Within the past week, I received two LinkedIn messages that irritated me.
They didn’t respect my time.
Both senders required me to take time out of my packed schedule to help them accomplish their objectives when they could have easily taken action to accomplish them on their own.
I’ve gotten similar sorts of messages from other LinkedIn users in the past. I’m writing about this not to shame you or anyone else who has sent messages like these—I assume most are sent with good intentions. But if you’re sending messages like the two I’ll share in this post, you might not make that all-important best first impression.
Two Types Of LinkedIn Messages That Might Be A Turn-Off
1. We should connect, so here’s what you need to do to connect with me.
It goes something like this:
“Hi Dawn, My name is [fill in the blank] and I would like to add you to my LinkedIn Network. We are in the [fill in the blank] group together. Since we are a 2nd or 3rd connection, send me an invitation to connect ([the sender’s email address here]) so that we can stay in touch regarding future opportunities.”
The problem with this message: If the sender really wants to stay in touch with me, she could view my LinkedIn profile or my website to find my email address—and she could send me an invitation to connect.
Messages like this imply your time is expendable, but the sender’s needs to be protected.
The moral of the story: When you want to connect with people on LinkedIn, don’t make them do the work.
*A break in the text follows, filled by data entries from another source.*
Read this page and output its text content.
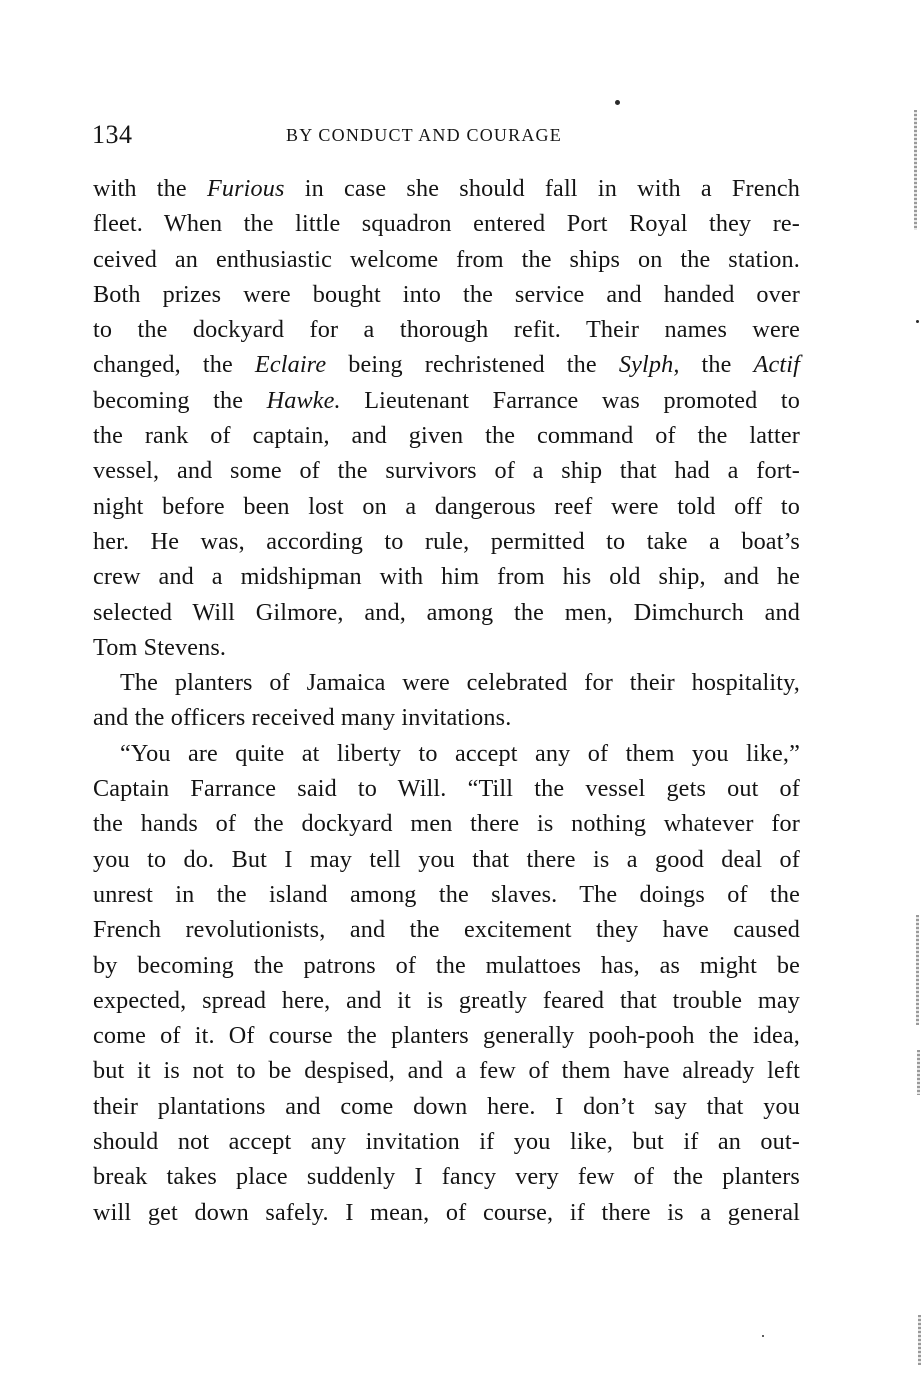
134	BY CONDUCT AND COURAGE
with the Furious in case she should fall in with a French
fleet. When the little squadron entered Port Royal they re-
ceived an enthusiastic welcome from the ships on the station.
Both prizes were bought into the service and handed over
to the dockyard for a thorough refit. Their names were
changed, the Eclaire being rechristened the Sylph, the Actif
becoming the Hawke. Lieutenant Farrance was promoted to
the rank of captain, and given the command of the latter
vessel, and some of the survivors of a ship that had a fort-
night before been lost on a dangerous reef were told off to
her. He was, according to rule, permitted to take a boat’s
crew and a midshipman with him from his old ship, and he
selected Will Gilmore, and, among the men, Dimchurch and
Tom Stevens.
The planters of Jamaica were celebrated for their hospitality,
and the officers received many invitations.
“You are quite at liberty to accept any of them you like,”
Captain Farrance said to Will. “Till the vessel gets out of
the hands of the dockyard men there is nothing whatever for
you to do. But I may tell you that there is a good deal of
unrest in the island among the slaves. The doings of the
French revolutionists, and the excitement they have caused
by becoming the patrons of the mulattoes has, as might be
expected, spread here, and it is greatly feared that trouble may
come of it. Of course the planters generally pooh-pooh the idea,
but it is not to be despised, and a few of them have already left
their plantations and come down here. I don’t say that you
should not accept any invitation if you like, but if an out-
break takes place suddenly I fancy very few of the planters
will get down safely. I mean, of course, if there is a general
Ask for an introduction from someone else who is already connected with them or find the information you need to initiate the invitation.
2. Repeat what you’ve already shared about yourself in your LinkedIn profile summary.
It goes something like this:
“Tell me more about what you do.”
The problem with this message:
At face value, the message is innocent enough; it’s an effort to engage and interact.
BUT, messages like this fail to mention why the sender would like to know more. If the job title and type of work of the sender don’t indicate any type of synergy between us, there doesn’t seem much point in me taking ten minutes out of my day to respond. And even if there is synergy, I’d like to know the reason and purpose for sharing more information about what I do.
If, like me, you provide a good amount of detail in your LinkedIn summary and experience fields, you might wonder if the sender looked at your profile at all. This general question would have us rewriting much of what’s already in our LinkedIn profiles. Who has time for that?
The moral of the story: Always read someone’s profile first and then ask specific questions about what they do—if you really want to know. And always share why you’re asking for more information. While most professionals are happy to respond to legitimate, purposeful requests for information, most don’t have time to spend 5 minutes here and 10 minutes there to reply to inquiries that have no apparent purpose.
Although neither of the pet peeves I’ve shared would individually squander hours of your time, minutes matter—and they add up. Just like you and me, our connections and prospective connections are busy professionals. Respecting their time is the first step to making a positive first impression.
Have any LinkedIn pet peeves? What types of messages irritate you?